Mikhail Aleksandrovich Vrubel (1856-1910)
He is painter-sculptor of monuments, artist of theatre, sculptor, grafic artist, illustrator, artist of arts and crafts, Vrubel is known as the author of picturesque canvases, frescos, decorative pictures. He is the artist - symbolist, representative of a romantic direction of Russian modernist style.
Mikhail Aleksandrovich Vrubel was born on March 5, 1856 in Omsk, in Siberia and died in St. Petersburg on April 1, 1910. The son of a colonel in the Russian army, Vrubel studied history, art, theater, music, and literature in Latin, French, and German, all of which were emphasized and encouraged by the artist's father. His formal art training started in 1864 at the Society for the Encouragement of the Arts in St. Petersburg. While studying law at St. Petersburg University during the years between 1874 and 1880, he was enrolled in painting classes. After graduating from the Law Department in 1880, Vrubel began studying at the St. Petersburg Academy of the Arts as a full time student. Here, he learned from Chistiakov who would play a significant role in the development of Vrubel's style, just as he did with other great artists such as Ilya Repin, Vasilii Polenov, Victor Vasnetsov, Valentin Serov, and Vasilii Surikov. Vrubel later wrote in his autobiography that his years at the Academy were the best years of his life. Before his graduation, Vrubel had been recommended by his teachers to Professor Prakhov who was recruiting painters to help with the restoration of twelfth century icons in the Church of St. Cyril in Kiev. Works done there included the Virgin Mary and Child and The Descent of the Holy Spirit. Vrubel used this experience to search for greater spirituality, monumentality, and plastic expressiveness through classic art. His technique and style evolved fully in 1890. It is characterized by "volume cut into a multitude of interrelated, intersecting facets and planes; broad mosaic brush strokes to model form; and fiery and emotional color combinations reminiscent of stained glass." These characteristics became defined after Vrubel moved to Moscow in 1889 and appealed not only to Symbolists but to future Cubists as well. He was an active member of the Abramtsevo art circle and worked on decorative panels, paintings of Venice and Spain, stage designs for an opera, ceramics, and architectural sketches.

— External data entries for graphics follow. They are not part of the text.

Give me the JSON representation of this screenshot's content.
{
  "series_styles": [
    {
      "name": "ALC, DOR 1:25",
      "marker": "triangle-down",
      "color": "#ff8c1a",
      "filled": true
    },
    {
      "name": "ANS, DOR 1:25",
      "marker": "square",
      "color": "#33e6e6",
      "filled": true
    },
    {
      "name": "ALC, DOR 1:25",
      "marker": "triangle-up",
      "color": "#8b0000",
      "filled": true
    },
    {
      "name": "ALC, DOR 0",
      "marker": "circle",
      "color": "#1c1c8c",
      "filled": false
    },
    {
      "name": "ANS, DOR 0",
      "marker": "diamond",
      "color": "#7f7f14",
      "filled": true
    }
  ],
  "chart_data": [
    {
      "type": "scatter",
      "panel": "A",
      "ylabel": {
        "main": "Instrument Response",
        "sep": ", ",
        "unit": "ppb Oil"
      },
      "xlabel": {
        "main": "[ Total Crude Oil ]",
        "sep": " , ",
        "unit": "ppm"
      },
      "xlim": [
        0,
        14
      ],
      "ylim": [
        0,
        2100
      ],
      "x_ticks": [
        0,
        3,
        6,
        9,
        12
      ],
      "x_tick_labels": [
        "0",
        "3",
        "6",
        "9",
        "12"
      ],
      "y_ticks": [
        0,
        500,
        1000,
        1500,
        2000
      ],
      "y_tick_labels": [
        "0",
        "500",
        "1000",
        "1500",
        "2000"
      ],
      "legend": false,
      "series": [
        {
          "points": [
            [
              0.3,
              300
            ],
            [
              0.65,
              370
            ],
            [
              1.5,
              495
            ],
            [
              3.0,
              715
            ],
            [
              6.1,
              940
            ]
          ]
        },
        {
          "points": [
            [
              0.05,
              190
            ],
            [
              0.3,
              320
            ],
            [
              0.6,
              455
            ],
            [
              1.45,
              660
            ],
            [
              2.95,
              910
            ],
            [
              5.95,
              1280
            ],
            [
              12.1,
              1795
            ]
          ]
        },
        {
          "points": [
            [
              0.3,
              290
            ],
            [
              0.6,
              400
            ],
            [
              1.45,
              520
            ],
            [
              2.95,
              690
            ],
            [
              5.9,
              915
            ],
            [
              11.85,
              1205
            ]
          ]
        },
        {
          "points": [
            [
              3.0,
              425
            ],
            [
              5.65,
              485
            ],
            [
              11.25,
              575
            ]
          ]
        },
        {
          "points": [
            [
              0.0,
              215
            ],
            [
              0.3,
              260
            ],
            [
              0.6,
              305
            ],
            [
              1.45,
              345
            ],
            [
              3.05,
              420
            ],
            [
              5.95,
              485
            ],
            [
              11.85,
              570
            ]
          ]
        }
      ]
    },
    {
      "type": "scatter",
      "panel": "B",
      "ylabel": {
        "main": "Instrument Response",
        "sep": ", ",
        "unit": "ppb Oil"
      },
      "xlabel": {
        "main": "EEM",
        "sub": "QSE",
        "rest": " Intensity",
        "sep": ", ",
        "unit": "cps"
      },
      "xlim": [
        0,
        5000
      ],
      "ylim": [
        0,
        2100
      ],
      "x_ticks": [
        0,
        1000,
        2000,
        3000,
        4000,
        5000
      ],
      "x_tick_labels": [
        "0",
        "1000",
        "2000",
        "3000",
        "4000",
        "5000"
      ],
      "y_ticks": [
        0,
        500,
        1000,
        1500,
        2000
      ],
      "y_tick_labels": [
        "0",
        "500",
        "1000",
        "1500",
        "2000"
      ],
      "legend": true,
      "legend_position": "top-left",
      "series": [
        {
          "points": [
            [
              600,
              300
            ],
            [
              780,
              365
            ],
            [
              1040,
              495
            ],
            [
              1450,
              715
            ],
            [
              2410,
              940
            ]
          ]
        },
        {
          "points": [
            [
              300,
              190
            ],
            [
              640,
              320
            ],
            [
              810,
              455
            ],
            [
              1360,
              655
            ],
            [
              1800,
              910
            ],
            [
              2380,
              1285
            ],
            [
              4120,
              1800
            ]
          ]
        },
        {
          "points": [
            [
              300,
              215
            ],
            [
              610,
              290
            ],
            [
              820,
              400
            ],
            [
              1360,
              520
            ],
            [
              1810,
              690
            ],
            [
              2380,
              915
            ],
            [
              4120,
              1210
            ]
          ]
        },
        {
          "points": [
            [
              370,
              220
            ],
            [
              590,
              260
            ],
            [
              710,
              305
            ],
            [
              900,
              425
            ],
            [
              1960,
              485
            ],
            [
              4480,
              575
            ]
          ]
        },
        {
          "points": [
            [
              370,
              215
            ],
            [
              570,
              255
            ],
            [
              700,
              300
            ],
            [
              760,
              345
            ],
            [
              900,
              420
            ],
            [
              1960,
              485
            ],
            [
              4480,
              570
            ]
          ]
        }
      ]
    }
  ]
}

However, the main subject of Vrubel's work during his stay in Moscow was Lermontov's poem The Demon. Posing questions of good and evil and putting forward his ideal of a heroic personality as he saw it, Vrubel depicted "a rebel, unwilling to accept the commonplace and unjust nature of reality, tragically alone." From 1900, his art took the form of a tragic confession. In 1902, Vrubel began to suffer from a mental illness. After a brief stay in a clinic, his health improved, only to take a sharp turn for the worse after the death of his child in 1903. As he headed towards a mental breakdown, he continued to "struggle" with the ideas of The Demon, which he understood in Nietzschean terms, creating about a dozen paintings; the last of them, indicative of Vrubel's progressively darker and pessimistic mood, was the torturous and tragic Demon Downcast (1902). Between 1902 and 1905, he created his best black and white works, remarkable for their keen insight into characters and for their clear-cut forms. During his work on a portrait of the poet Valerii Briusov (1906), Vrubel noticed that he was losing his sight -- the realization that he would not be able to paint aggravated his mental condition even more. In the spring of 1910, in a fit of depression and despair, Vrubel stood in front of an open window, hoping to catch a cold; he died when the cold turned into pneumonia.